September 09, 2005

Salesforce.com makes platform move with AppExchange

Salesforce.com plans to accelerate its push to become a hosted applications platform by launching AppExchange, a Web site intended as a bazaar of on-demand software. The unveiling is expected on Monday at Salesforce.com's Dreamforce user conference in San Francisco.

AppExchange is essentially a rebranding of Multiforce, the hosted applications environment Salesforce.com launched in June to encourage third-party development around its software platform.

The name change was so sudden that several partners participating in the launch were caught unaware, according to a spokesman for a Salesforce.com partner, who asked not to be identified for fear of reprisals from Salesforce.com. He learned of AppExchange when Salesforce.com sent back his client's draft press releases this week with all references to Multiforce replaced with the name AppExchange.

Six-year-old Salesforce.com has become a dominant player in the hosted or "on demand" applications market, with more than 300,000 subscribers now using its CRM (customer relationship management) system. Sales software is Salesforce.com's focus; to extend its functionality, the company has an extensive partner network of ISVs (independent software vendors) offering add-ons and complementary applications.

Salesforce.com entered the platform market two years ago with Sforce, which it touted as a platform that outside developers could use to build any kind of hosted application. In reality, it's being used by partners to tailor their applications to Salesforce.com and to attract Salesforce.com customers looking for extended functionality.
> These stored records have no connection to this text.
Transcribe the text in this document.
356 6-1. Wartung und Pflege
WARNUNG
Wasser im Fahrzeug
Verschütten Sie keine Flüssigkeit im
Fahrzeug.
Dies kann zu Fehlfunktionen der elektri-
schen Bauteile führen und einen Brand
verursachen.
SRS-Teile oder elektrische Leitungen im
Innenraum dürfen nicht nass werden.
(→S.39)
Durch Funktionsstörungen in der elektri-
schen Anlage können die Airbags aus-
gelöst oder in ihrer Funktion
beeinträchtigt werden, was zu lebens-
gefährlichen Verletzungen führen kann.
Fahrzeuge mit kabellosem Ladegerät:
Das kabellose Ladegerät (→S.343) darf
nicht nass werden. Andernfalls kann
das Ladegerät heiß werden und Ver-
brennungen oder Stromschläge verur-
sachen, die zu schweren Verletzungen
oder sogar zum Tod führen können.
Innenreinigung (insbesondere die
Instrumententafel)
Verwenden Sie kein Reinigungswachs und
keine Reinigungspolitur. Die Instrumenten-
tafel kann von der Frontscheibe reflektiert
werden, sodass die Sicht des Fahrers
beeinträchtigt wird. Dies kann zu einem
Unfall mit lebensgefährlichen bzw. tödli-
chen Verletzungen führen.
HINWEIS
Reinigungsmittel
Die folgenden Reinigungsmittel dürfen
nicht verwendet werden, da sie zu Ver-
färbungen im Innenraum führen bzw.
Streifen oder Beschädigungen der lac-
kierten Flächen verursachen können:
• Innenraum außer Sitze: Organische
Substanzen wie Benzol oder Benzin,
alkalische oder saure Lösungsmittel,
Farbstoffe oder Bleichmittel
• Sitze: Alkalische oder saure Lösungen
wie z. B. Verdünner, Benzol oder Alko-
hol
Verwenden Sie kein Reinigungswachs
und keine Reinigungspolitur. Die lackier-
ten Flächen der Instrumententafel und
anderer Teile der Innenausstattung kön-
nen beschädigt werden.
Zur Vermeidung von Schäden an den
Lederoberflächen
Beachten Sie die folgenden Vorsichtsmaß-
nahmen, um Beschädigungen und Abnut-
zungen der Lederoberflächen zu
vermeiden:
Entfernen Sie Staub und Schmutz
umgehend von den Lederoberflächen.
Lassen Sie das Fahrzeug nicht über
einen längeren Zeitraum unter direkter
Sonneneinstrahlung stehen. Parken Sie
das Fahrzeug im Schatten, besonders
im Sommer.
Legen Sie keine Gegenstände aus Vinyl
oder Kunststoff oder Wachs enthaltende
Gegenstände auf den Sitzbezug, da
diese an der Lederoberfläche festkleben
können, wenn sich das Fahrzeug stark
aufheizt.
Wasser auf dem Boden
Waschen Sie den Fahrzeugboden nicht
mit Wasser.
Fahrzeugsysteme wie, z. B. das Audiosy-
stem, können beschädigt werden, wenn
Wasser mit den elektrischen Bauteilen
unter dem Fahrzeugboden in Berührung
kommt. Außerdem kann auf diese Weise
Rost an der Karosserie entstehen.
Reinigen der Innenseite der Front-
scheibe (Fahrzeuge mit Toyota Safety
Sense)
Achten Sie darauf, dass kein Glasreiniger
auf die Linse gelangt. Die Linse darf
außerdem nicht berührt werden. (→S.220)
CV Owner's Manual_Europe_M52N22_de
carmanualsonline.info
One long-time Salesforce.com partner participating in Monday's AppExchange launch, Got Chief Executive Officer Eric Melka, said AppExchange will offer partners a new level of integration. Previously, Got's marketing management software was a separate module that could integrate with Salesforce.com; now, it will appear to users as seamless extension of Salesforce.com's software. Customers can essentially "activate" the software and treat it as they would any other built-in functionality.

"Something that's part of the software is always better," Melka said. "Would you use additional fonts that came with [Microsoft] Word, or would you use fonts you have to buy and load?"

Salesforce.com isn't the only company that sees opportunity in becoming the backbone for "software as a service" deployments. IBM announced plans three years ago to develop a network of ISVs offering hosted applications through IBM's infrastructure. It has since amassed more than 40 partners, whose wares it advertises in a "Software as Services Showcase" on its Web site.

Actually pulling together those components together into a unified offering has proved tricky. "IBM has yet to deliver a replicable platform or tools for SaaS [software as a service] developers to leverage," Summit Strategies analyst Tom Kucharvy wrote in a July research report. "Nor has it yet launched an integrated SaaS solutions marketing program needed to create customer proof points, market awareness or a proven, leveragable 'hook' around which third-party applications and add-on vendors can position their own offerings."